Литмир - Электронная Библиотека

— Она не придет, — обещает Гур-Финкель. — Ее мы не пустим.

Лежат. Смотрят в потолок. Ая просит:

— Расскажи про бабушку. Которая меня не дождалась.

— Она хотела. Но у нее не получилось.

Рассказывает:

— Мы учились в одном классе. Она сидела за первой партой, я — за второй и макал кончик ее косички в чернильницу. Бабушка возвращалась из школы, родители ахали, отрезали запачканный хвостик, а я ждал, пока косичка отрастет, снова обмакивал в чернила.

— У меня тоже косичка… — вздыхает Ая и тут же засыпает, утомившись от впечатлений.

Всё было, конечно, не так.

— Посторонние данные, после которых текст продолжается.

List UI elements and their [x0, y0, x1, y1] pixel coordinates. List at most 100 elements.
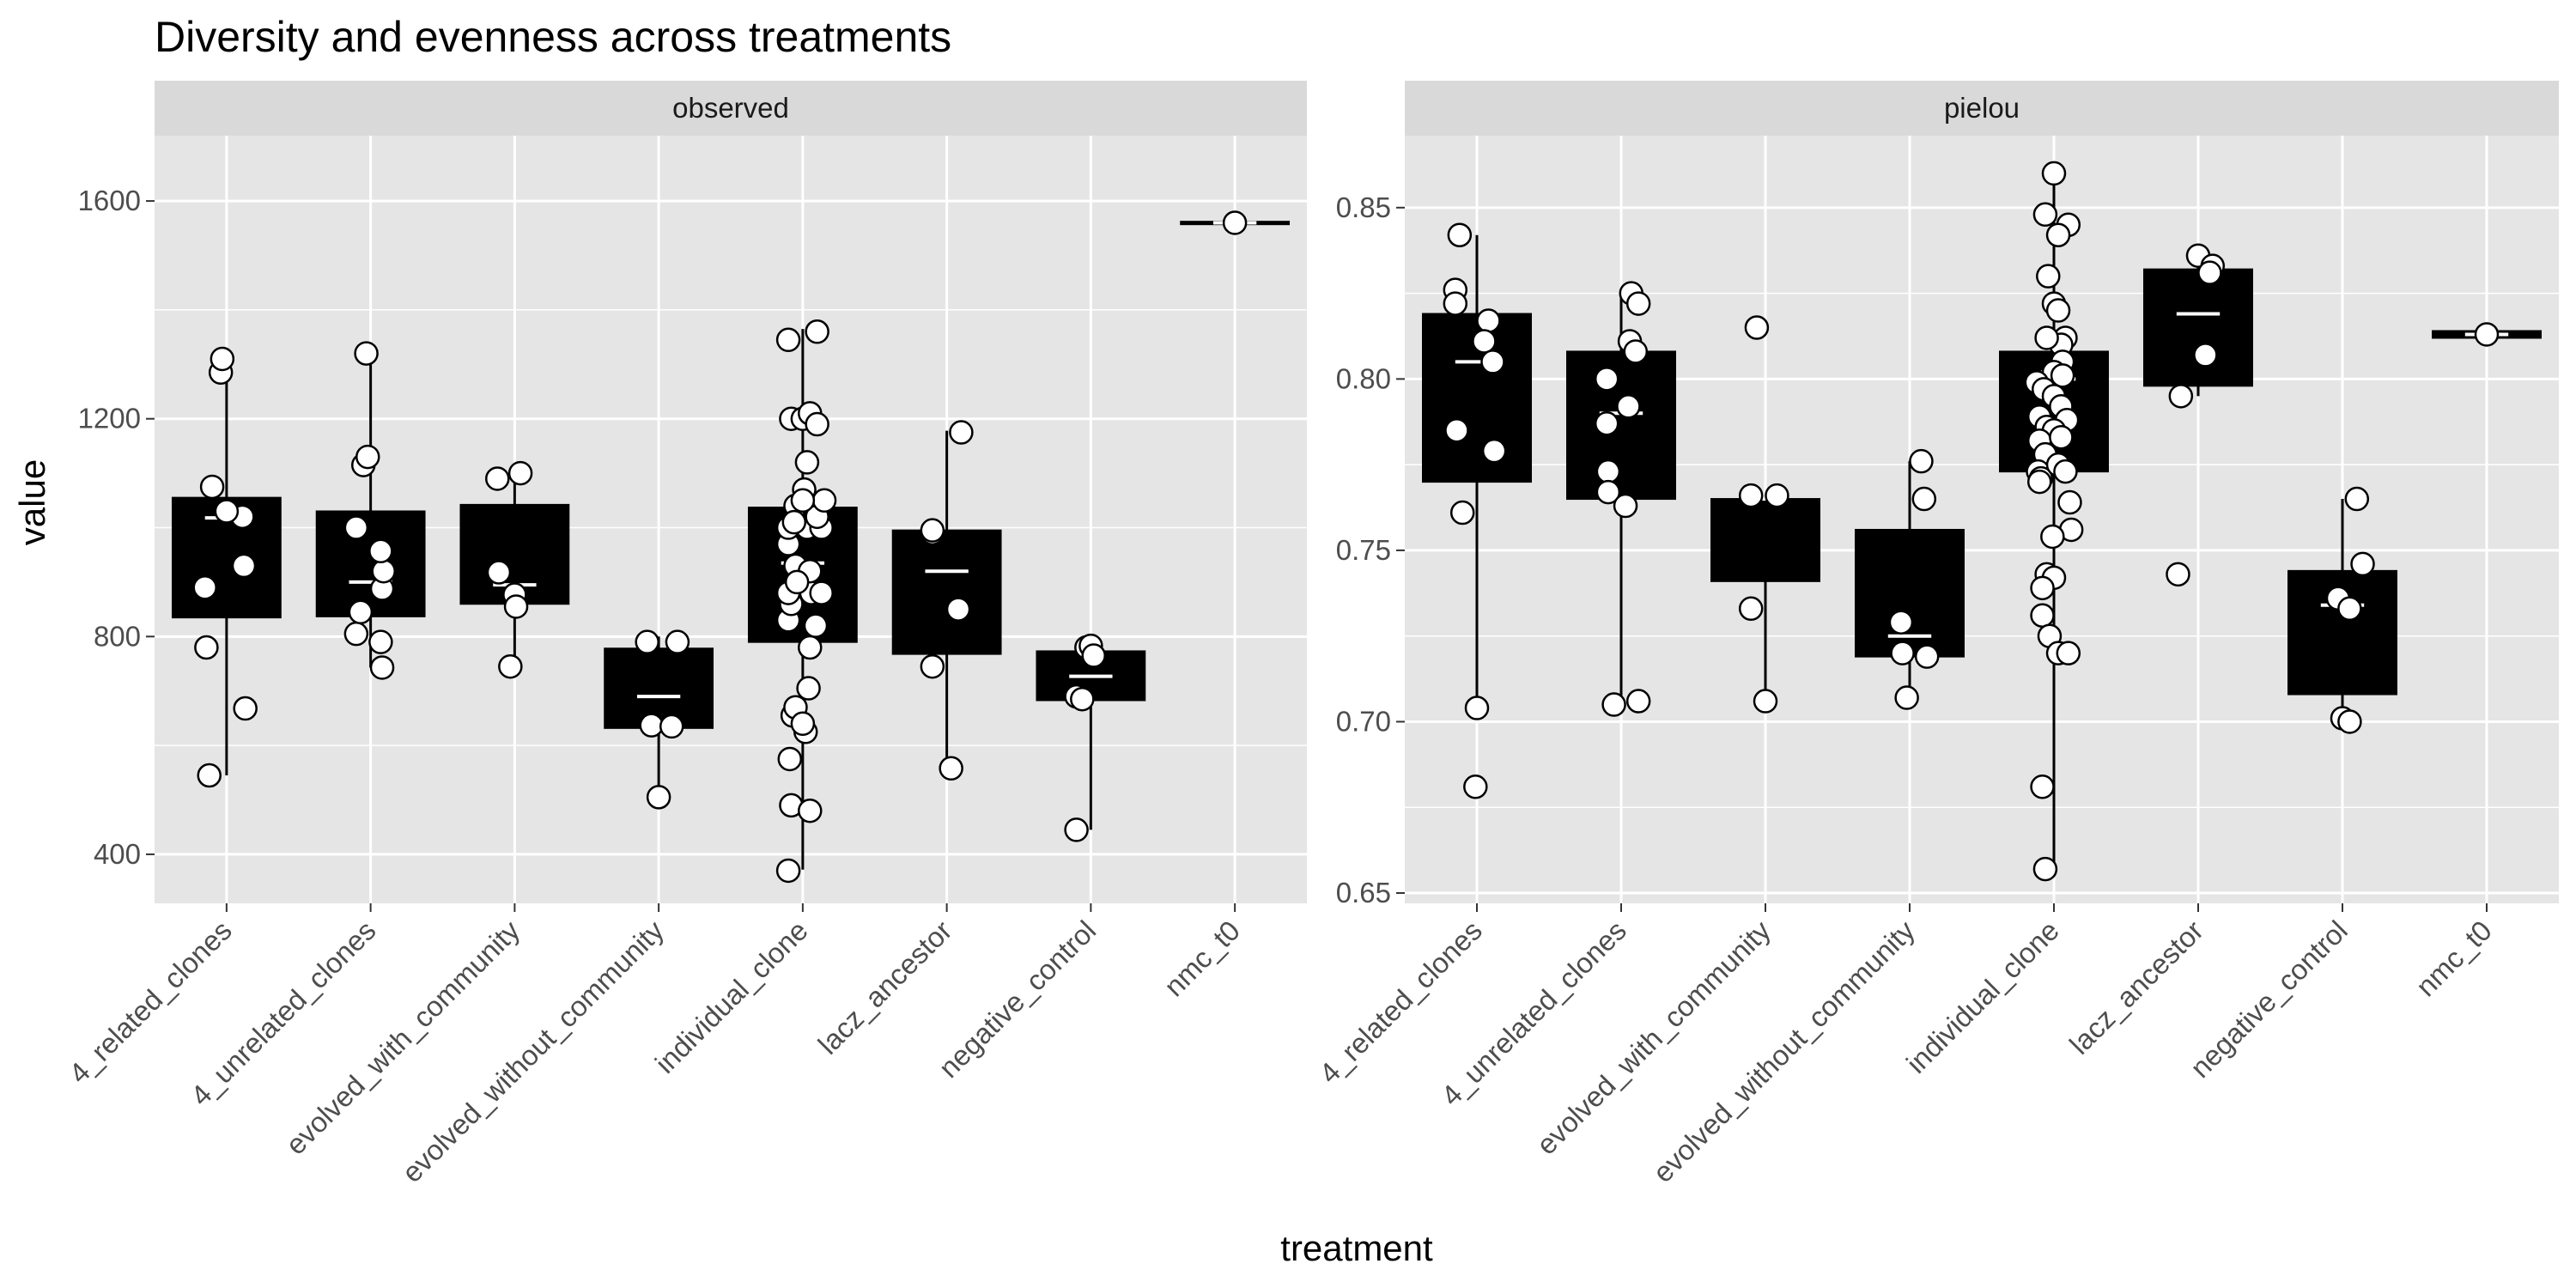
points-nmc_t0	[2474, 322, 2500, 347]
facet-strip	[155, 81, 1307, 136]
x-axis-title: treatment	[1280, 1228, 1433, 1268]
data-point	[2056, 641, 2081, 665]
data-point	[1476, 308, 1501, 333]
data-point	[1911, 486, 1937, 512]
points-4_unrelated_clones	[343, 341, 396, 680]
y-tick-label: 0.70	[1336, 705, 1391, 737]
data-point	[945, 597, 971, 622]
data-point	[2474, 322, 2500, 347]
data-point	[343, 621, 369, 647]
data-point	[790, 711, 816, 737]
data-point	[2166, 562, 2190, 587]
data-point	[194, 635, 219, 660]
data-point	[2034, 325, 2059, 350]
data-point	[503, 594, 529, 619]
data-point	[2030, 603, 2055, 628]
y-tick-label: 400	[94, 838, 141, 870]
data-point	[796, 676, 821, 701]
box-lacz_ancestor	[891, 430, 1002, 769]
data-point	[2040, 524, 2065, 550]
data-point	[1625, 689, 1651, 714]
data-point	[368, 629, 393, 654]
data-point	[784, 569, 810, 595]
data-point	[1481, 438, 1507, 464]
data-point	[811, 488, 837, 513]
data-point	[348, 599, 374, 625]
data-point	[1890, 641, 1915, 665]
data-point	[2193, 343, 2218, 368]
box-4_unrelated_clones	[315, 353, 426, 668]
data-point	[1625, 291, 1651, 316]
points-nmc_t0	[1222, 210, 1248, 235]
data-point	[2032, 202, 2058, 228]
points-evolved_with_community	[484, 460, 533, 679]
data-point	[781, 509, 807, 535]
box-evolved_without_community	[1855, 461, 1965, 702]
data-point	[1464, 696, 1490, 720]
y-tick-label: 0.75	[1336, 534, 1391, 566]
data-point	[659, 714, 684, 739]
data-point	[1909, 448, 1934, 474]
y-axis-title: value	[12, 459, 52, 545]
data-point	[809, 580, 834, 605]
data-point	[1222, 210, 1248, 235]
data-point	[1594, 367, 1619, 392]
data-point	[214, 499, 240, 524]
data-point	[1613, 493, 1638, 519]
data-point	[1616, 394, 1641, 419]
data-point	[665, 629, 690, 654]
y-tick-label: 0.85	[1336, 191, 1391, 223]
data-point	[1914, 644, 1940, 669]
data-point	[2045, 222, 2071, 247]
data-point	[794, 450, 820, 475]
facet-strip	[1405, 81, 2559, 136]
data-point	[355, 444, 380, 470]
data-point	[1444, 417, 1469, 443]
data-point	[1753, 689, 1778, 714]
data-point	[1070, 686, 1095, 712]
data-point	[920, 653, 945, 679]
points-negative_control	[2325, 486, 2375, 734]
data-point	[775, 327, 801, 353]
data-point	[805, 411, 829, 437]
points-4_related_clones	[192, 346, 258, 788]
data-point	[1894, 685, 1919, 710]
data-point	[2197, 260, 2222, 285]
panel-background	[1405, 136, 2559, 903]
data-point	[2030, 575, 2055, 601]
data-point	[2026, 469, 2052, 495]
data-point	[2050, 363, 2075, 388]
data-point	[486, 560, 512, 585]
data-point	[2350, 551, 2375, 577]
data-point	[2053, 459, 2078, 484]
points-4_unrelated_clones	[1594, 281, 1651, 717]
data-point	[635, 629, 659, 654]
box-evolved_with_community	[1710, 497, 1820, 705]
data-point	[1888, 610, 1914, 635]
data-point	[1463, 775, 1488, 799]
chart-title: Diversity and evenness across treatments	[155, 13, 951, 61]
points-lacz_ancestor	[2166, 243, 2226, 587]
data-point	[805, 319, 829, 344]
data-point	[343, 515, 369, 540]
data-point	[790, 488, 816, 513]
data-point	[507, 460, 533, 486]
y-tick-label: 1600	[78, 185, 141, 216]
data-point	[2030, 775, 2055, 799]
data-point	[192, 575, 217, 600]
points-4_related_clones	[1443, 222, 1507, 799]
box-iqr	[1566, 350, 1676, 501]
data-point	[2041, 161, 2067, 186]
points-lacz_ancestor	[920, 420, 974, 781]
points-evolved_without_community	[635, 629, 690, 810]
data-point	[803, 613, 829, 638]
y-tick-label: 0.80	[1336, 362, 1391, 394]
data-point	[2168, 384, 2194, 409]
facet-strip-label: pielou	[1944, 92, 2020, 124]
data-point	[199, 474, 225, 500]
data-point	[2049, 424, 2074, 450]
y-tick-label: 800	[94, 620, 141, 652]
data-point	[197, 762, 222, 788]
data-point	[1081, 643, 1106, 668]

В школах раздельного обучения девочки не попадались, но Ая запомнит эту историю, перескажет своим детям — образ бабушки с косичкой, перепачканной чернилами, и дедушки-озорника продержится пару поколений.

В выходные дни Финкель просыпался позднее обычного, потягивался в блаженстве, слушая шевеления на кухне, просил: «Посиди со мной…» Клал руку на колено, ощущая дуновение ее духов, теплоту округлости, — где то колено? куда подевалось? кому они мешали? Не вселенской же зависти, которую не избыть… Бледное лицо, опрокинутое навзничь, вопрошающие взгляды, волосы отросли ежиком после безжалостной терапии — такая желанная, уже недоступная. Приходила служительница, веселая, румяная, присадистая, подхватывала пушинкой, усаживала в кресло возле кровати, а вокруг шприцы, капельницы, кислородные трубки, вены на руках исколоты иголками. Целовал глаза, сухие, бесслезные, полные мольбы и скорби: «Удержи меня, Финкель!..» Бежал под дождем к больничному корпусу, упрашивал в голос: «Не забирай ее! Не забирай!..» А дождик лил прямыми струйками, как через ситечко, каплями-слезками стекал по лицу.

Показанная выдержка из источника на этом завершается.